Contrary’s Gap Year 2020, a “first-of-its-kind program,” boils down to giving college students the chance to that gap year and build that company, with a $100,000 cushion to help keep the lights on. It’s an “experiment,” Tarczynski says.

“I think the coming year at business schools will be very interesting,” he tells Poets&Quants in a recent phone interview. “And that’s kind of part of the reason why we’re experimenting: Because everything is just going to have to shift virtually, right? Perhaps obviously, paying $50,000 a year to take classes online is just not appealing.

“The logic is, people are going to have a ton of free time, so if we can connect them with the right people or play matchmaker, or if they just have an idea that they’ve really wanted to work on for a long time but they’ve always been held back because they’ve just been busy or something like that — there’s no better time than right now. There’s no better time to start working on something. And we want to invest in a bunch of them.

“There are a lot of people who are saying the university is dead or business schools are going to die. We don’t feel that way at all. In fact, we feel quite confident in the future of universities. But for right now, the physical elements are what make universities so special. And so, in the interim, something like this should be a really fantastic kind of way to replicate that for a handful of folks.”

FOREIGN STUDENTS ENCOURAGED TO APPLY

It’s the physical element of business school — the cocktail parties, the business card exchanges, the handshakes, the serendipity — that entrepreneurs miss most, Tarczynski says. He wants Contrary to step into that vacuum for a select few visionaries.

“I think universities are what they are because of the physical nature, the people, the social interaction, things like that,” he says. “And we pretty strongly believe that the limiting factor for young people when it comes to company creation is actually just workload and bandwidth. And so once you remove that and you can facilitate connections between like-minded peers, people start working on cool projects in their free time, which inevitably leads to kind of interesting companies.

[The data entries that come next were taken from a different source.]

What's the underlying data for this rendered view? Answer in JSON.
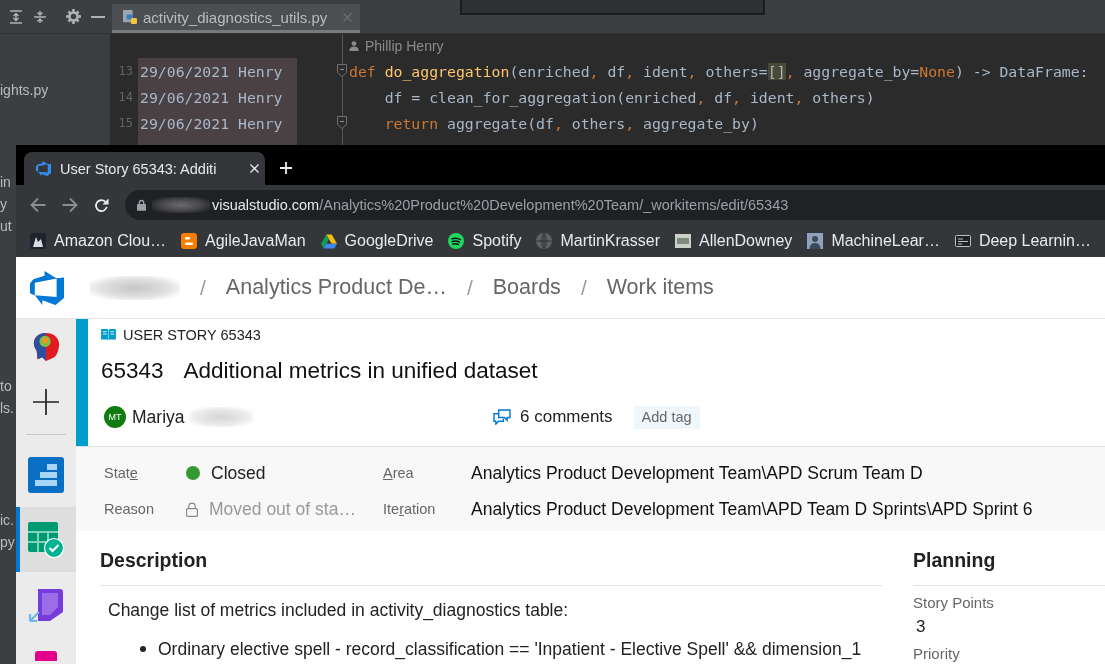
{
  "ide": {
    "tabs": [
      {
        "filename": "activity_diagnostics_utils.py",
        "selected": true
      }
    ],
    "project_panel": {
      "fragments": [
        "ights.py",
        "in",
        "y",
        "ut",
        "to",
        "ls.",
        "ic.",
        "py"
      ]
    },
    "author_hint": "Phillip Henry",
    "lines": [
      {
        "number": "13",
        "blame_date": "29/06/2021",
        "blame_author": "Henry",
        "fold_marker": true,
        "tokens": [
          {
            "kind": "keyword",
            "text": "def"
          },
          {
            "kind": "function",
            "text": " do_aggregation"
          },
          {
            "kind": "plain",
            "text": "(enriched"
          },
          {
            "kind": "comma",
            "text": ","
          },
          {
            "kind": "plain",
            "text": " df"
          },
          {
            "kind": "comma",
            "text": ","
          },
          {
            "kind": "plain",
            "text": " ident"
          },
          {
            "kind": "comma",
            "text": ","
          },
          {
            "kind": "plain",
            "text": " others="
          },
          {
            "kind": "match",
            "text": "[]"
          },
          {
            "kind": "comma",
            "text": ","
          },
          {
            "kind": "plain",
            "text": " aggregate_by="
          },
          {
            "kind": "keyword",
            "text": "None"
          },
          {
            "kind": "plain",
            "text": ") -> DataFrame:"
          }
        ]
      },
      {
        "number": "14",
        "blame_date": "29/06/2021",
        "blame_author": "Henry",
        "fold_marker": false,
        "tokens": [
          {
            "kind": "plain",
            "text": "    df = clean_for_aggregation(enriched"
          },
          {
            "kind": "comma",
            "text": ","
          },
          {
            "kind": "plain",
            "text": " df"
          },
          {
            "kind": "comma",
            "text": ","
          },
          {
            "kind": "plain",
            "text": " ident"
          },
          {
            "kind": "comma",
            "text": ","
          },
          {
            "kind": "plain",
            "text": " others)"
          }
        ]
      },
      {
        "number": "15",
        "blame_date": "29/06/2021",
        "blame_author": "Henry",
        "fold_marker": true,
        "tokens": [
          {
            "kind": "keyword",
            "text": "    return"
          },
          {
            "kind": "plain",
            "text": " aggregate(df"
          },
          {
            "kind": "comma",
            "text": ","
          },
          {
            "kind": "plain",
            "text": " others"
          },
          {
            "kind": "comma",
            "text": ","
          },
          {
            "kind": "plain",
            "text": " aggregate_by)"
          }
        ]
      }
    ]
  },
  "browser": {
    "tabs": [
      {
        "title": "User Story 65343: Additi",
        "selected": true
      }
    ],
    "back": {
      "disabled": true
    },
    "forward": {
      "disabled": true
    },
    "address": {
      "host": "visualstudio.com",
      "path": "/Analytics%20Product%20Development%20Team/_workitems/edit/65343"
    },
    "bookmarks": [
      {
        "kind": "image",
        "label": "Amazon Clou…"
      },
      {
        "kind": "blog",
        "label": "AgileJavaMan"
      },
      {
        "kind": "drive",
        "label": "GoogleDrive"
      },
      {
        "kind": "music",
        "label": "Spotify"
      },
      {
        "kind": "globe",
        "label": "MartinKrasser"
      },
      {
        "kind": "thumbnail",
        "label": "AllenDowney"
      },
      {
        "kind": "photo",
        "label": "MachineLear…"
      },
      {
        "kind": "slides",
        "label": "Deep Learnin…"
      }
    ]
  },
  "page": {
    "breadcrumb": [
      {
        "kind": "separator",
        "text": "/"
      },
      {
        "kind": "link",
        "text": "Analytics Product De…"
      },
      {
        "kind": "separator",
        "text": "/"
      },
      {
        "kind": "link",
        "text": "Boards"
      },
      {
        "kind": "separator",
        "text": "/"
      },
      {
        "kind": "link",
        "text": "Work items"
      }
    ],
    "nav": [
      {
        "kind": "project",
        "selected": false
      },
      {
        "kind": "add",
        "selected": false
      },
      {
        "kind": "overview",
        "selected": false
      },
      {
        "kind": "boards",
        "selected": true
      },
      {
        "kind": "pipelines",
        "selected": false
      },
      {
        "kind": "artifacts",
        "selected": false
      }
    ],
    "work_item": {
      "type_label": "USER STORY 65343",
      "id": "65343",
      "title": "Additional metrics in unified dataset",
      "assignee": {
        "initials": "MT",
        "name": "Mariya"
      },
      "comments": "6 comments",
      "add_tag": "Add tag",
      "fields": [
        {
          "kind": "status",
          "label": {
            "before": "Stat",
            "key": "e"
          },
          "value": "Closed",
          "color": "#339933",
          "disabled": false
        },
        {
          "kind": "path",
          "label": {
            "key": "A",
            "after": "rea"
          },
          "value": "Analytics Product Development Team\\APD Scrum Team D",
          "disabled": false
        },
        {
          "kind": "locked",
          "label": {
            "before": "Reason"
          },
          "value": "Moved out of sta…",
          "disabled": true
        },
        {
          "kind": "path",
          "label": {
            "before": "Ite",
            "key": "r",
            "after": "ation"
          },
          "value": "Analytics Product Development Team\\APD Team D Sprints\\APD Sprint 6",
          "disabled": false
        }
      ],
      "description": {
        "heading": "Description",
        "text": "Change list of metrics included in activity_diagnostics table:",
        "bullets": [
          "Ordinary elective spell - record_classification == 'Inpatient - Elective Spell' && dimension_1"
        ]
      },
      "planning": {
        "heading": "Planning",
        "fields": [
          {
            "label": "Story Points",
            "value": "3"
          },
          {
            "label": "Priority"
          }
        ]
      }
    }
  }
}
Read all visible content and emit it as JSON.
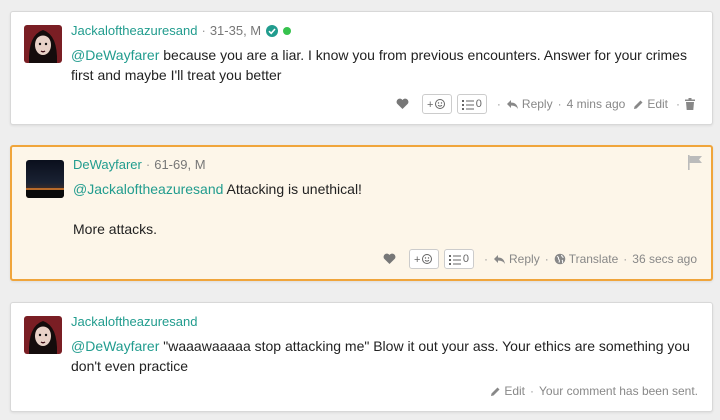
{
  "comments": [
    {
      "username": "Jackaloftheazuresand",
      "meta": "31-35, M",
      "mention": "@DeWayfarer",
      "text_line1": " because you are a liar. I know you from previous encounters. Answer for your crimes",
      "text_line2": "first and maybe I'll treat you better",
      "reaction_count": "0",
      "reply_label": "Reply",
      "time": "4 mins ago",
      "edit_label": "Edit"
    },
    {
      "username": "DeWayfarer",
      "meta": "61-69, M",
      "mention": "@Jackaloftheazuresand",
      "text_line1": " Attacking is unethical!",
      "text_line2": "More attacks.",
      "reaction_count": "0",
      "reply_label": "Reply",
      "translate_label": "Translate",
      "time": "36 secs ago"
    },
    {
      "username": "Jackaloftheazuresand",
      "mention": "@DeWayfarer",
      "text_line1": " \"waaawaaaaa stop attacking me\" Blow it out your ass. Your ethics are something you",
      "text_line2": "don't even practice",
      "edit_label": "Edit",
      "status": "Your comment has been sent."
    }
  ],
  "colors": {
    "accent": "#219c8e",
    "highlight_border": "#f0a53b",
    "highlight_bg": "#fdf6e9",
    "online": "#36c24d"
  },
  "icons": [
    "verified-icon",
    "online-dot-icon",
    "heart-icon",
    "add-reaction-icon",
    "list-icon",
    "reply-icon",
    "edit-icon",
    "trash-icon",
    "globe-icon",
    "flag-icon"
  ]
}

“So we actually ran a program called Home(work) in April that did just that. And after that program ended in May, we put our heads together and decided that the next natural step would be not just to connect ambitious young people, but also to start funding them and encouraging them to take this coming year off from school to build a company instead. And that’s what we’re doing.”

International students experiencing visa issues, or who fear they might, shouldn’t be dissuaded from applying, Tarczynski says. Contrary wants to hear their ideas, too.

“We’re particularly interested in funding folks who are foreign students who might be in the process of getting kicked out of the country right now,” he says.

AN ANNUAL PROGRAM? 

Tarczynski says depending on the success of the first batch of ventures, the program could be an annual affair, eventually becoming “the de facto option for entrepreneurial/ambitious students.”

“I think there’s a really distinct scenario where that could be the case,” he says. “Obviously this is not a program for everybody, right? It probably caters to 0.1% of college students. It’s a very small number of people who would be interested in something like this. But I think having it as an option is something that will probably continue to persist, regardless of whether there’s a pandemic.

“We’re pretty strong believers that universities are going to come back, especially the major research universities, and they are going to be just as strong as ever. But it’s our hope that, at least for this year, we can help replicate what they do with this experiment. And then after that, we really knows?”